Tuesday, 3 July 2012

On The Road

Feeling the need to get out of here, (the house, the town), I use a thinly disguised excuse to drive to the big city. On the way home I drove to the scene of the accident. They did a good job cleaning up the debris but its pretty obvious where it happened and where the vehicle came to rest.
Why would I go there?  Because, due to the nature of HIS injuries, I didn’t get a chance to see HIM afterwards. And I was advised by the “Technical Traffic Collision Investigator” that seeing the vehicle would most probably do me a lot more harm than good.  (Up until talking to him there was a 50/50 chance that I was going to go clean out the vehicle myself). Since the above weren’t options the scene of the accident was the last place he was alive, and I was hoping to feel something there.
That’s my biggest problem, (emotionally anyhow) I know HE IS DEAD. His ashes are in the next room, but he doesn’t feel dead to me. Nor do I feel “he’s with me” in that spiritual sense. He just feels…. absent.
I was hoping I’d feel him at the site, or feel a severing inside or something, anything. But I didn’t.
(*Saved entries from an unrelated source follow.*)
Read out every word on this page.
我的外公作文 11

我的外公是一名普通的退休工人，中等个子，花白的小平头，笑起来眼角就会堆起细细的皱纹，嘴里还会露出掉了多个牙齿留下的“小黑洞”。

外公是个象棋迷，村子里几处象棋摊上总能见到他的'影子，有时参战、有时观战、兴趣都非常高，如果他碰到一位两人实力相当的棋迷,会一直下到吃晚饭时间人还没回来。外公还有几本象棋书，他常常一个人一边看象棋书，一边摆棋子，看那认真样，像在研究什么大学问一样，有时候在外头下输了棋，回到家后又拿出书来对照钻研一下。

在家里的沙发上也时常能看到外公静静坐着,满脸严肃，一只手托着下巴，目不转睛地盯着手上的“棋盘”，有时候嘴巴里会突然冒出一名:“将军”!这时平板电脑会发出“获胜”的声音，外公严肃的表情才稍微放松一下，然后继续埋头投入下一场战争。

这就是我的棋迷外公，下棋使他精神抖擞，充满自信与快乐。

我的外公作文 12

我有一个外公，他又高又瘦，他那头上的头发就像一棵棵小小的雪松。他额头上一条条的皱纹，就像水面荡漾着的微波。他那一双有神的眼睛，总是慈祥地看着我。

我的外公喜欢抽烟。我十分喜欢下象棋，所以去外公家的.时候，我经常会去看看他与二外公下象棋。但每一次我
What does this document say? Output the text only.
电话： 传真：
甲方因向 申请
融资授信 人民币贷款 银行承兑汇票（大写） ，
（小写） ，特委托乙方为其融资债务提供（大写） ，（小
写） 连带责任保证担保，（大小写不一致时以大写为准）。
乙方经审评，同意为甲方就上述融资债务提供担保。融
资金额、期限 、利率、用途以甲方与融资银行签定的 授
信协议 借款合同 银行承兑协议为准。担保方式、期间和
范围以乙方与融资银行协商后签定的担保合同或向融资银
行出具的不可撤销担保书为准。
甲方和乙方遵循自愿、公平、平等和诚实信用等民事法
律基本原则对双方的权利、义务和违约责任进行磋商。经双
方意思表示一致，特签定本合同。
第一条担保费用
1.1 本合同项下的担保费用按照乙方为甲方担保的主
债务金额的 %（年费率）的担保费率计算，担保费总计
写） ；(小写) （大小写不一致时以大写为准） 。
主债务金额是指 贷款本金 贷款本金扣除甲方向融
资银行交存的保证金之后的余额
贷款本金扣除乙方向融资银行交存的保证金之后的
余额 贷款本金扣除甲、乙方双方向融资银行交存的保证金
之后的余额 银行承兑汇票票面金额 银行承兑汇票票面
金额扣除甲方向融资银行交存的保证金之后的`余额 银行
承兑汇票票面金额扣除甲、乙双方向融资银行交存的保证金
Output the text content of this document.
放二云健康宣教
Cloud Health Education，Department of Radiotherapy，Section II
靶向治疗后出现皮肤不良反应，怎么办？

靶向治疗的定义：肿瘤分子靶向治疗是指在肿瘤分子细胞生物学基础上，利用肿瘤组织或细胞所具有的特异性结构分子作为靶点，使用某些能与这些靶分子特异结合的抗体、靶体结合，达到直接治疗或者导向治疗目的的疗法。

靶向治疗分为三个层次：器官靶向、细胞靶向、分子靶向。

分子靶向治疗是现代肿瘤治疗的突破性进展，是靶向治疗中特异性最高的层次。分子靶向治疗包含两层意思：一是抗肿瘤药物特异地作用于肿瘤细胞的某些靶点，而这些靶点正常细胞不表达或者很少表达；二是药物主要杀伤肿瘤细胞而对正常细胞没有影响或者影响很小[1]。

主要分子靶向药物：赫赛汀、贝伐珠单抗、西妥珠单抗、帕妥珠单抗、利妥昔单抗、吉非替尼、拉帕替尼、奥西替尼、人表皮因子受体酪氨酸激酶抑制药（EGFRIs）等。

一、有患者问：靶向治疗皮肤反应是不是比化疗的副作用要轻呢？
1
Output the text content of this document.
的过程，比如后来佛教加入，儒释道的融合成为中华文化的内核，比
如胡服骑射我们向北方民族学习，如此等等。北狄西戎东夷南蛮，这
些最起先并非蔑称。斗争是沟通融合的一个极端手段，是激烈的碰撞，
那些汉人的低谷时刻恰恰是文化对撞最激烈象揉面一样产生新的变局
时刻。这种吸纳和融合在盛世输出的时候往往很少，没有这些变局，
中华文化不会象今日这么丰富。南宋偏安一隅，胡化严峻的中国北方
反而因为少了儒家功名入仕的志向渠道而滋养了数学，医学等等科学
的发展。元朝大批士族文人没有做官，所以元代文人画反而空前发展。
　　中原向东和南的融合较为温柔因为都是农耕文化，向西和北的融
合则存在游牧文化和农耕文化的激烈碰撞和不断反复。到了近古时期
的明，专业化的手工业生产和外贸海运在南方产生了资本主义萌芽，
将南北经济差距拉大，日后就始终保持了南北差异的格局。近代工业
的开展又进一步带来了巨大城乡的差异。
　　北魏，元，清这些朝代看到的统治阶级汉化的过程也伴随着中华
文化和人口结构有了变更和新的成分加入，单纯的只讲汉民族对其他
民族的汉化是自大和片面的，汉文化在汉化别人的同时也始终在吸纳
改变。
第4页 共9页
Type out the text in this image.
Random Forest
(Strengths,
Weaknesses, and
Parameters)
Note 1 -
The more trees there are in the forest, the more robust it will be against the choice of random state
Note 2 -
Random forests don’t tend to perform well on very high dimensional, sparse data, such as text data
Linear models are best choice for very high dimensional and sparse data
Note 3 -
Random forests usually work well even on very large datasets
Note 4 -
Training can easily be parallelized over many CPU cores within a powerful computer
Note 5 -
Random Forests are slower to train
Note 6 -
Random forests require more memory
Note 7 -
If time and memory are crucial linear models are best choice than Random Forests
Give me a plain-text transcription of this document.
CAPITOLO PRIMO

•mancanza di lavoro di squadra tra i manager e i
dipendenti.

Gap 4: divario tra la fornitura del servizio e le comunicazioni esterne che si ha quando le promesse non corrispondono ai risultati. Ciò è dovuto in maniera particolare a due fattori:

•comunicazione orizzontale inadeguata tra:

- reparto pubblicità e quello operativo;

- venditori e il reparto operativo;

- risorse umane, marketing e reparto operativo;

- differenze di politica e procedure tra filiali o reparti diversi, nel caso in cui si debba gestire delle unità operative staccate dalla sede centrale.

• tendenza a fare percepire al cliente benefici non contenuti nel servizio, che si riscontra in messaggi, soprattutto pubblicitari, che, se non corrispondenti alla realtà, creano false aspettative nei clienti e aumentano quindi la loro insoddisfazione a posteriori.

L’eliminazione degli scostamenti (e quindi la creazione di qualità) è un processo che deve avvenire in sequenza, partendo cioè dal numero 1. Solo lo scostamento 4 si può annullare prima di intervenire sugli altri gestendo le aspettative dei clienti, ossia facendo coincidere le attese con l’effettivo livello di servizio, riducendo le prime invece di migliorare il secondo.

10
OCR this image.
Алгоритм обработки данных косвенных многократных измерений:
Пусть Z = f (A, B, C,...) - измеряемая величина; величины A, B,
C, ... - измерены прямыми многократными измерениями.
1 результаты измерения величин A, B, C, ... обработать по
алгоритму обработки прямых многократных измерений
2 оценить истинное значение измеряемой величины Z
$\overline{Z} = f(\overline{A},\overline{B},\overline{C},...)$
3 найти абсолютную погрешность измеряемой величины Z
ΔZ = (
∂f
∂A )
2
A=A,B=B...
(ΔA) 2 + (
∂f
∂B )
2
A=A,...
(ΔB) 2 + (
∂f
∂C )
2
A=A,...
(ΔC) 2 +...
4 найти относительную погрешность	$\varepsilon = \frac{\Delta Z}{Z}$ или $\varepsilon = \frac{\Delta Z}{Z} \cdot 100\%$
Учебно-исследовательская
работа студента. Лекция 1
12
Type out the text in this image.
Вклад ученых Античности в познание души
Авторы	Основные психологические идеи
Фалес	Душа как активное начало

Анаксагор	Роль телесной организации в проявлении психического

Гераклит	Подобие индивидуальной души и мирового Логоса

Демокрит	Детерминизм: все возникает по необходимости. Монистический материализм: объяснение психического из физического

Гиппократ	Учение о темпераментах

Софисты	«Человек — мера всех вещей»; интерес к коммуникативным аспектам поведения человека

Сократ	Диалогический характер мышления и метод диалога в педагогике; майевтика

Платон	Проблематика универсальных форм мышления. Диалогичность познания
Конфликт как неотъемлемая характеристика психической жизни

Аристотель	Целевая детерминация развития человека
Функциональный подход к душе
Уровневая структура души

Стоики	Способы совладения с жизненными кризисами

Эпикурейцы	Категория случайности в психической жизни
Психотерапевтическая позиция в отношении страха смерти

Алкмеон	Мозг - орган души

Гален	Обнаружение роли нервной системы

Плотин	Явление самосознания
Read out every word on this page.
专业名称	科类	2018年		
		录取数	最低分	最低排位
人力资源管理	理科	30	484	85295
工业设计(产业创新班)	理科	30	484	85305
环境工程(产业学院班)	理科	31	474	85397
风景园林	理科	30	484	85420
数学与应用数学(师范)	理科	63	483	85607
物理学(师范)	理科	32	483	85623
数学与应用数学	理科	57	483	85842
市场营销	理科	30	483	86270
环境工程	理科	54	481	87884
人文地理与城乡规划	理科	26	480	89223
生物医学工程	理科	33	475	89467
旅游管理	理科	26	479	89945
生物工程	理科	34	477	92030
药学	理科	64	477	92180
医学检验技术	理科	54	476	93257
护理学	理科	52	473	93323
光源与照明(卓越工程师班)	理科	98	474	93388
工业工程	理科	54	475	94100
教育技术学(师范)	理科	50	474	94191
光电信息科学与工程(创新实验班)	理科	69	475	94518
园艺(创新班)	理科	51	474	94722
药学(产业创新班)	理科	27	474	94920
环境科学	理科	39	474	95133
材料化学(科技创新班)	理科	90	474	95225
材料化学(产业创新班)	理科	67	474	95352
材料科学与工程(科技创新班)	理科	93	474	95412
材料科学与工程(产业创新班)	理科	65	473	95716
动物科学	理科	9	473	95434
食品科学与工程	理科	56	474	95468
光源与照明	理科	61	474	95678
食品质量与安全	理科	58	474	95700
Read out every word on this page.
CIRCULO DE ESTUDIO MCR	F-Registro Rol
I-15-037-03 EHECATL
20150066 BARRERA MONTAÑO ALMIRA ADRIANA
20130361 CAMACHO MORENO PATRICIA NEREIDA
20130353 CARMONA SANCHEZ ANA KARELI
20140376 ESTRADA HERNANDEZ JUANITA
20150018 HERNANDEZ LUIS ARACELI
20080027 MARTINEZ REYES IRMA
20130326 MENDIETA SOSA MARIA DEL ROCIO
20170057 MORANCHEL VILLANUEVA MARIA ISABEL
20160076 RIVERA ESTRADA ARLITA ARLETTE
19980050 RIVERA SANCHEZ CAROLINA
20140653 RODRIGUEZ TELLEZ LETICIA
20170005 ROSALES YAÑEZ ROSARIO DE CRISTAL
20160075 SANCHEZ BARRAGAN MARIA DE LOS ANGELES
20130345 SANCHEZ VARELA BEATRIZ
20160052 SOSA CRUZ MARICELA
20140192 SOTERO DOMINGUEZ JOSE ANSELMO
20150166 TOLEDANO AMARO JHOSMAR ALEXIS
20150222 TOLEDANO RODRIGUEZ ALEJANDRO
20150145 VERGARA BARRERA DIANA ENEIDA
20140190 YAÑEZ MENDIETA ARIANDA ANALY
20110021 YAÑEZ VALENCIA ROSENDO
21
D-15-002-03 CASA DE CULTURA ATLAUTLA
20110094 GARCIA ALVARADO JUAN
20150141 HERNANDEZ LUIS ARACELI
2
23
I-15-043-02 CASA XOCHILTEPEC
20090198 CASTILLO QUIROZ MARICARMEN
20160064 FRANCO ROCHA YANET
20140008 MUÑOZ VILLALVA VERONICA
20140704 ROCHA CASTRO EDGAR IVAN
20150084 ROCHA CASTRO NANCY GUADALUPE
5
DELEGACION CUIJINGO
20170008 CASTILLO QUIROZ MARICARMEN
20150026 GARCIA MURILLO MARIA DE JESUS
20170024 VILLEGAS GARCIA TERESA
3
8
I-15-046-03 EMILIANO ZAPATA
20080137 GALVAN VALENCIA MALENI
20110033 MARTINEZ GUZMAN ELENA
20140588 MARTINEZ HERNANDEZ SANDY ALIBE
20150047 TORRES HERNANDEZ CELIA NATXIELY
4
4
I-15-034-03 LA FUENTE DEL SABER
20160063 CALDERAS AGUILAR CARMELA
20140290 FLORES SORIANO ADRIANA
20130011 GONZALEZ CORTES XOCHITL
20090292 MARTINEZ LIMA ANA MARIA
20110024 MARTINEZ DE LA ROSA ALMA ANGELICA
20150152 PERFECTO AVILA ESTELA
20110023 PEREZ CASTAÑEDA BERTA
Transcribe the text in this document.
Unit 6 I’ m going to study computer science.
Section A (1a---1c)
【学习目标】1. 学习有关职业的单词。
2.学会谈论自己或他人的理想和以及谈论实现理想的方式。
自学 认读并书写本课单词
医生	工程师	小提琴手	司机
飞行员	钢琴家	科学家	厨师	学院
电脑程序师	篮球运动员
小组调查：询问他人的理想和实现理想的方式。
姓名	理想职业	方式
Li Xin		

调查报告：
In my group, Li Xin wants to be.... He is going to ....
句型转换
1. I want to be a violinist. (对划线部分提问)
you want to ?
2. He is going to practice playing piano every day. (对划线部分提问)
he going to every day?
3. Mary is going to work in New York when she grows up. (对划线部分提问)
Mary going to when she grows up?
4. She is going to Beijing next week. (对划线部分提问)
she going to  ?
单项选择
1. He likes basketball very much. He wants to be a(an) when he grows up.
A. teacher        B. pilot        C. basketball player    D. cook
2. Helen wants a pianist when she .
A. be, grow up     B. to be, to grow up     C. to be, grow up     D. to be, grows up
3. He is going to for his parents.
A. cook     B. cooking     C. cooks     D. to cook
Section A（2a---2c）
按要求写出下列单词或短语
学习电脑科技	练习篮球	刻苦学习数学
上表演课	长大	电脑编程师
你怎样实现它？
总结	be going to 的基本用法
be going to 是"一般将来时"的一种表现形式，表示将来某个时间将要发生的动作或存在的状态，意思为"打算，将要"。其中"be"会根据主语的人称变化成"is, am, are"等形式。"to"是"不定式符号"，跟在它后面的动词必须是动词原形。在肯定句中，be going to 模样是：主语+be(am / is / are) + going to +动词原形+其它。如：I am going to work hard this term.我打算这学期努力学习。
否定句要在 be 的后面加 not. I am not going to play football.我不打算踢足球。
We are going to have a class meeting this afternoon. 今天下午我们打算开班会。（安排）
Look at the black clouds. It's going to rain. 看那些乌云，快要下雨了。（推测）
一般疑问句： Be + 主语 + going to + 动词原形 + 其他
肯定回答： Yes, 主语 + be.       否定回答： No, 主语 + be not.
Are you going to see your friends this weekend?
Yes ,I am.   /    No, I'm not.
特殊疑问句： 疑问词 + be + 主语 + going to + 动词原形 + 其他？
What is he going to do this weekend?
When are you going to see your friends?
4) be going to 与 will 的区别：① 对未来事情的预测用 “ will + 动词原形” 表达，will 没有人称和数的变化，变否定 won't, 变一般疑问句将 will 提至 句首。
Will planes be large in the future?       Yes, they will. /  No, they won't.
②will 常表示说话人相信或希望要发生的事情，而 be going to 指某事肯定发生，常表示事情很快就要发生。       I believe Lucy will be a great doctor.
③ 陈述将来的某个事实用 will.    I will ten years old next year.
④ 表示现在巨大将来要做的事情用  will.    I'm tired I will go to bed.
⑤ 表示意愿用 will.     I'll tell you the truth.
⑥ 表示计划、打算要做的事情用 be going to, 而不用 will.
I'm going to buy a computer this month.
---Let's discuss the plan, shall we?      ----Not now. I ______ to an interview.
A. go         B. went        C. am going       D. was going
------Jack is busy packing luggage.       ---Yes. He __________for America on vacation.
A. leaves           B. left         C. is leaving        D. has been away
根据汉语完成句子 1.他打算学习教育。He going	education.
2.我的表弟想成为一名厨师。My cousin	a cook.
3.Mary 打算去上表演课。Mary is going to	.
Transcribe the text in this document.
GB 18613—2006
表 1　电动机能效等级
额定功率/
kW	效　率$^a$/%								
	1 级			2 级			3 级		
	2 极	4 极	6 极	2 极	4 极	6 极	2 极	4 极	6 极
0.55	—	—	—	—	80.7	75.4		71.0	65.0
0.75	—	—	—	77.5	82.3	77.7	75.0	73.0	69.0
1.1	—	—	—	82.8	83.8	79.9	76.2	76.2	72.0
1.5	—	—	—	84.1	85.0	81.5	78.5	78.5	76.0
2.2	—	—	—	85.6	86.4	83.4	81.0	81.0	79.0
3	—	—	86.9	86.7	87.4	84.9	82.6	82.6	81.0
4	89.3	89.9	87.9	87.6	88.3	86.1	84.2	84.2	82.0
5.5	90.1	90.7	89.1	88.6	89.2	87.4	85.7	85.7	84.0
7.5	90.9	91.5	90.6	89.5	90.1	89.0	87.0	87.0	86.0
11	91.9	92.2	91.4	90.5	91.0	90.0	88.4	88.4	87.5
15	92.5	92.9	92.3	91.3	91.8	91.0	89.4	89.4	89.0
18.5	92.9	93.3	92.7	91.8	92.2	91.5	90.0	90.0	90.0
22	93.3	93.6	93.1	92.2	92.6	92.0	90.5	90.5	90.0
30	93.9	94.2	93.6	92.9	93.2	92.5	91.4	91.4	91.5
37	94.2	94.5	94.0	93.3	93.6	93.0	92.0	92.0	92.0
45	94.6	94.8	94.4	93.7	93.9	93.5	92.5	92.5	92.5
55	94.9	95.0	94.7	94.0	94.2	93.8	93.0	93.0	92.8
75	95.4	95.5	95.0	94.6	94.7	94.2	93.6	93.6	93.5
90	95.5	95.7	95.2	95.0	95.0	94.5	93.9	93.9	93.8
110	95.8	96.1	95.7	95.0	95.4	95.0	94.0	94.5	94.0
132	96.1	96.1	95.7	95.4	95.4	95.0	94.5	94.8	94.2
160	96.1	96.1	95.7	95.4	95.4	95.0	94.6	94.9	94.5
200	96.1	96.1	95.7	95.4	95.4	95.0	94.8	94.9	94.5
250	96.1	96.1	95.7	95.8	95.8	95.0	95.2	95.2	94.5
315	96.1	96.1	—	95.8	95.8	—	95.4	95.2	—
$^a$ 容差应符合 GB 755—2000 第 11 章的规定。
It was hard being there, probably the hardest time I’ve had so far, but again, I thought I’d feel something more than that, something more permanent or final about HIM.
I just can’t imagine having this “he’s dead, but not dead” feeling go on and on…for god knows how long?
It’s like a Teflon coating on my skin, and I’m honestly worried that it’s stopping me from coming to grips with HIM being gone. Like the feelings that I think should come with that just slide off and can’t penetrate through. Obviously there are times when it does penetrate through, but…..geez I sound crazy.

Time to get off that crazy train and think about something else for awhile.


Speaking of HIS ashes…. I don’t know what the hell to do with them.

And no, I won't be putting up a
tacky/disturbing road side memorial at the site.
But if I was going to go that route I think
this one's actually pretty good.
I was fooling myself when I said the urn didn’t scream “DEAD GUY IN HERE” because it does. I mean it’s an urn, no pretending it’s a pretty vase with a lid or a decorative do-dad, because it doesn’t match anything else in the house as far as decorative do-dads go. 
Anyhow, I’m not putting HIM on the mantel; it just feels weird to “display” him. But I don’t want to hide him off in a closet somewhere either, that seems rude. I’m not sure our bedroom’s a good idea, and the guest bedroom would just be awkward for guest. (“I put clean towels out for you to use, they’re right beside the urn” is not something guests should ever hear.)
So if you have any ideas on where HE should be placed until I scatter his ashes please let me know.

BTW The Jeep is a pig on gas, the interior feels cramped (but actually isn’t) and it feels cumbersome when you drive it, if that makes any sense.
So if you want a gas guzzler that’s no fun to drive the 2012 4x4 Jeep Liberty is the car for you…that or a Hummer.